Researchers are moving on to the next frontier of artificial intelligence, which is text-to-video generators.
A group of machine learning engineers from Meta have created a new system called Make-A-Video. This artificial intelligence model allows users to type in a rough description of a scene and it will generate a short video. The videos are clearly artificial, with blurred subjects and distorted animation, but still represent a significant advancement in the field of artificial intelligence.
The model is impressive even though it is artificial.
Meta stated in a post thatrative artificial intelligence is pushing creative expression forward by giving people tools to quickly and easily create new content. Make-A-Video can bring imagination to life and create one-of-a-kind videos with just a few words or lines of text.
It's much harder to generate video than photos because the system also has to predict how they'll change
The clips are five seconds in length and have no audio. Watching the model's output is the best way to evaluate it. The videos below were created by Make-A-Video and captioned with a prompt. It is worth noting that the model is not currently being allowed to be accessed by anyone. The system could have been shown in a better light.

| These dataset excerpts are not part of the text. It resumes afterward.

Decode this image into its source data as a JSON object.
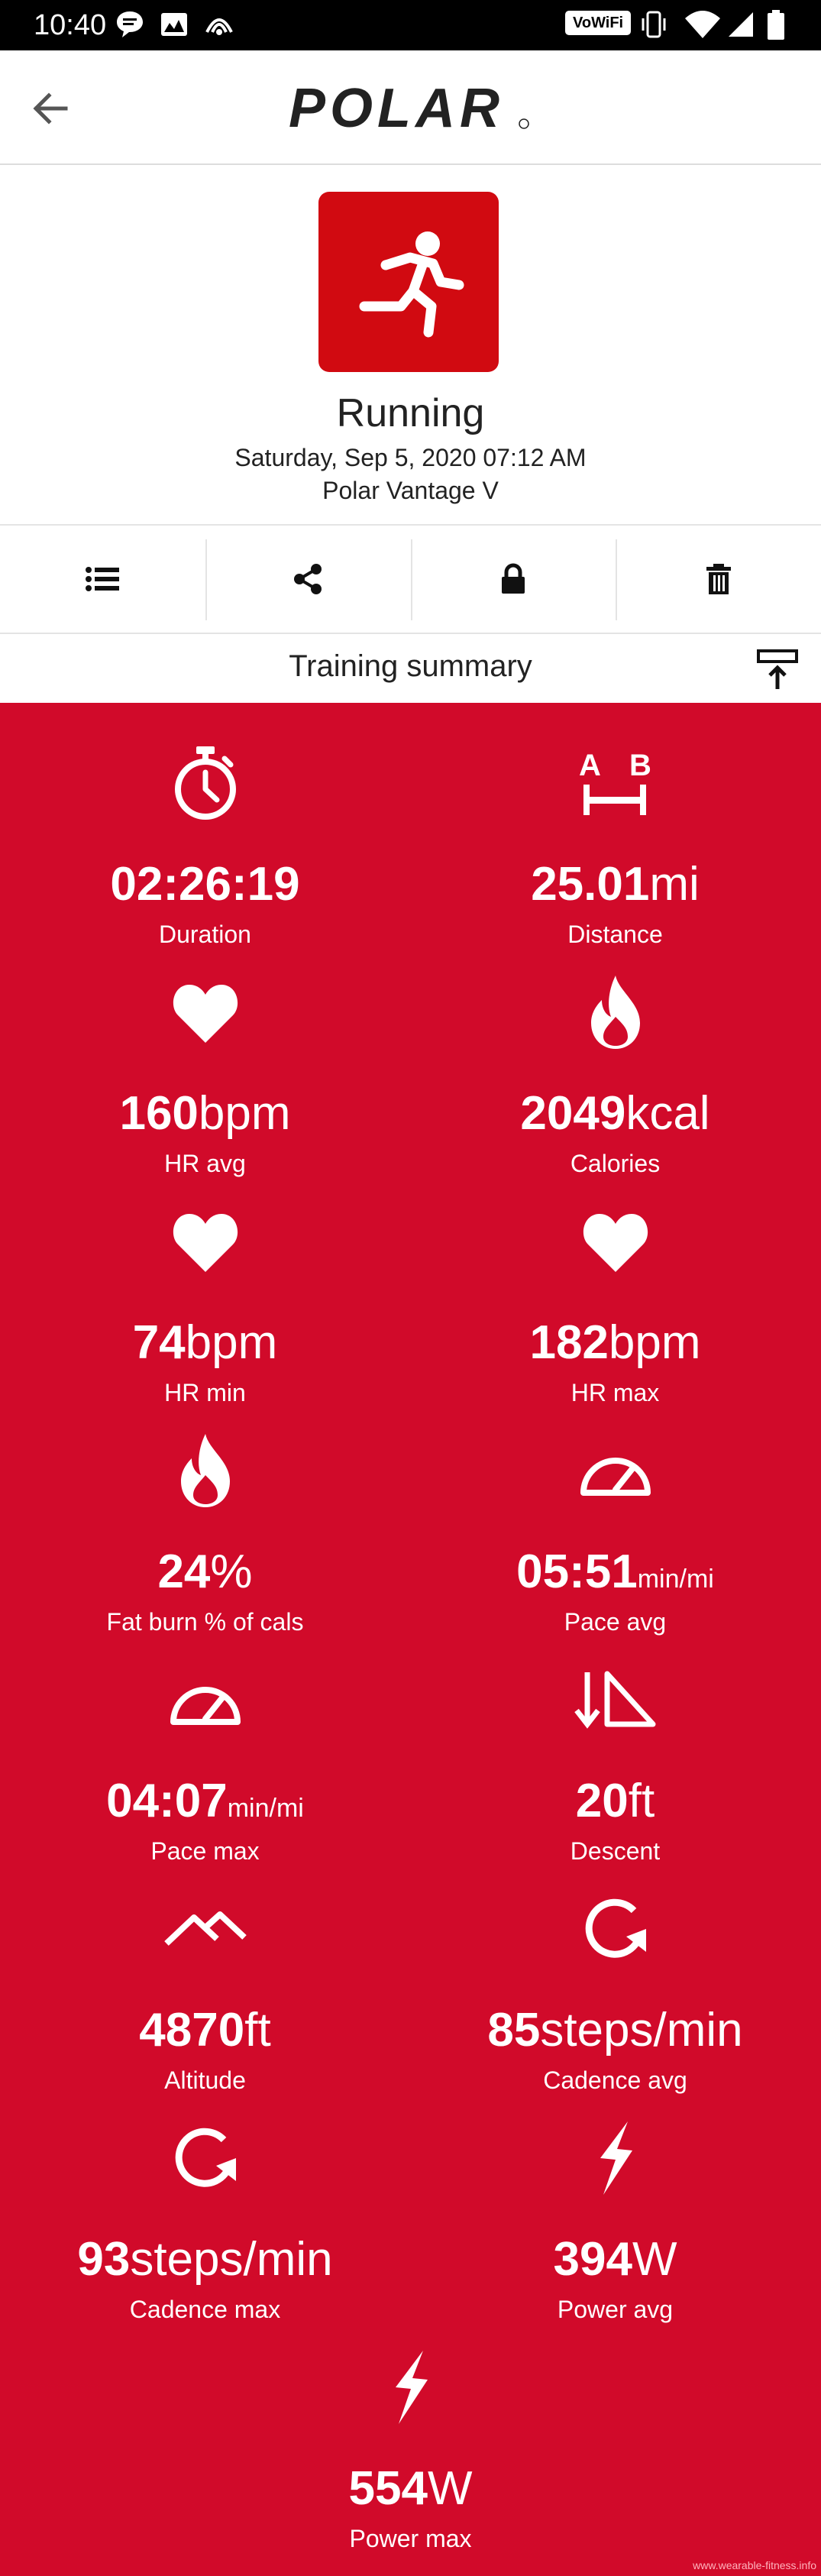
{
  "status_bar": {
    "time": "10:40",
    "volte": "VoWiFi"
  },
  "app": {
    "brand": "POLAR"
  },
  "session": {
    "sport": "Running",
    "datetime": "Saturday, Sep 5, 2020 07:12 AM",
    "device": "Polar Vantage V"
  },
  "actions": [
    {
      "name": "details",
      "icon": "list-icon"
    },
    {
      "name": "share",
      "icon": "share-icon"
    },
    {
      "name": "privacy",
      "icon": "lock-icon"
    },
    {
      "name": "delete",
      "icon": "trash-icon"
    }
  ],
  "summary": {
    "title": "Training summary",
    "metrics": [
      {
        "key": "duration",
        "icon": "stopwatch-icon",
        "value": "02:26:19",
        "unit": "",
        "label": "Duration"
      },
      {
        "key": "distance",
        "icon": "distance-ab-icon",
        "value": "25.01",
        "unit": "mi",
        "label": "Distance"
      },
      {
        "key": "hr_avg",
        "icon": "heart-icon",
        "value": "160",
        "unit": "bpm",
        "label": "HR avg"
      },
      {
        "key": "calories",
        "icon": "flame-icon",
        "value": "2049",
        "unit": "kcal",
        "label": "Calories"
      },
      {
        "key": "hr_min",
        "icon": "heart-icon",
        "value": "74",
        "unit": "bpm",
        "label": "HR min"
      },
      {
        "key": "hr_max",
        "icon": "heart-icon",
        "value": "182",
        "unit": "bpm",
        "label": "HR max"
      },
      {
        "key": "fat_burn",
        "icon": "flame-icon",
        "value": "24",
        "unit": "%",
        "label": "Fat burn % of cals"
      },
      {
        "key": "pace_avg",
        "icon": "gauge-icon",
        "value": "05:51",
        "unit": "min/mi",
        "label": "Pace avg"
      },
      {
        "key": "pace_max",
        "icon": "gauge-icon",
        "value": "04:07",
        "unit": "min/mi",
        "label": "Pace max"
      },
      {
        "key": "descent",
        "icon": "descent-icon",
        "value": "20",
        "unit": "ft",
        "label": "Descent"
      },
      {
        "key": "altitude",
        "icon": "mountain-icon",
        "value": "4870",
        "unit": "ft",
        "label": "Altitude"
      },
      {
        "key": "cadence_avg",
        "icon": "cadence-icon",
        "value": "85",
        "unit": "steps/min",
        "label": "Cadence avg"
      },
      {
        "key": "cadence_max",
        "icon": "cadence-icon",
        "value": "93",
        "unit": "steps/min",
        "label": "Cadence max"
      },
      {
        "key": "power_avg",
        "icon": "lightning-icon",
        "value": "394",
        "unit": "W",
        "label": "Power avg"
      },
      {
        "key": "power_max",
        "icon": "lightning-icon",
        "value": "554",
        "unit": "W",
        "label": "Power max"
      }
    ]
  },
  "colors": {
    "accent": "#d10a2a",
    "tile": "#d10a11"
  }
}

While it is clear that these videos are computer-generated, the output of such models will improve quickly. In just a few years, artificial intelligence image generators have gone from making pictures that were borderline incomprehensible to making pictures that were realistic. The prize of seamless video generation will motivate many institutions and companies to pour great resources into the project.
There is a chance for harmful applications.
Video generation tools could be useful for creators and artists according to Meta. There are worrying prospects as well. The output of these tools could be used for propaganda, misinformation, and pornography that can be used to harass and intimidate women.
Meta is publishing a paper on the Make-A-Video model in order to be thoughtful about how we build new generative artificial intelligence systems. The company doesn't say when or how access to the model will be limited, but it does say that it will release a demo of the system.
Meta is not the only institution that works on artificial intelligence. A group of researchers from Tsinghua University and the Beijing Academy of Artificial Intelligence released their own text-to-video model. The sample output from CogVideo is limited in many ways like Meta's work.
Meta's researchers note in a paper that Make-A-Video is training on pairs of images and un labeled video footage. Two datasets contain millions of videos and are used for training content. Stock video footage is included in this.
There are many technical limitations to the model, according to the researchers. They can't learn information that might be inferred from a human watching a video, such as whether a video of a waving hand is going left to right or right to left. Videos with multiple scenes and events are one of the problems. Currently, Make-A-Video outputs 16 frames of video at a resolution of 64 by 64, which are then boosted in size using a separate artificial intelligence model.
The Make-A-Video model has learned and likely exaggerated social biases, including harmful ones, according to the Meta team. These biases are reinforced in text-to-image models. Ask a model to create an image of a terrorist and it will probably depict someone wearing a turban. It is not possible to say what biases the model has learned.
Meta says it will continue to use its responsible artificial intelligence framework to refine and evolve its approach to this emerging technology.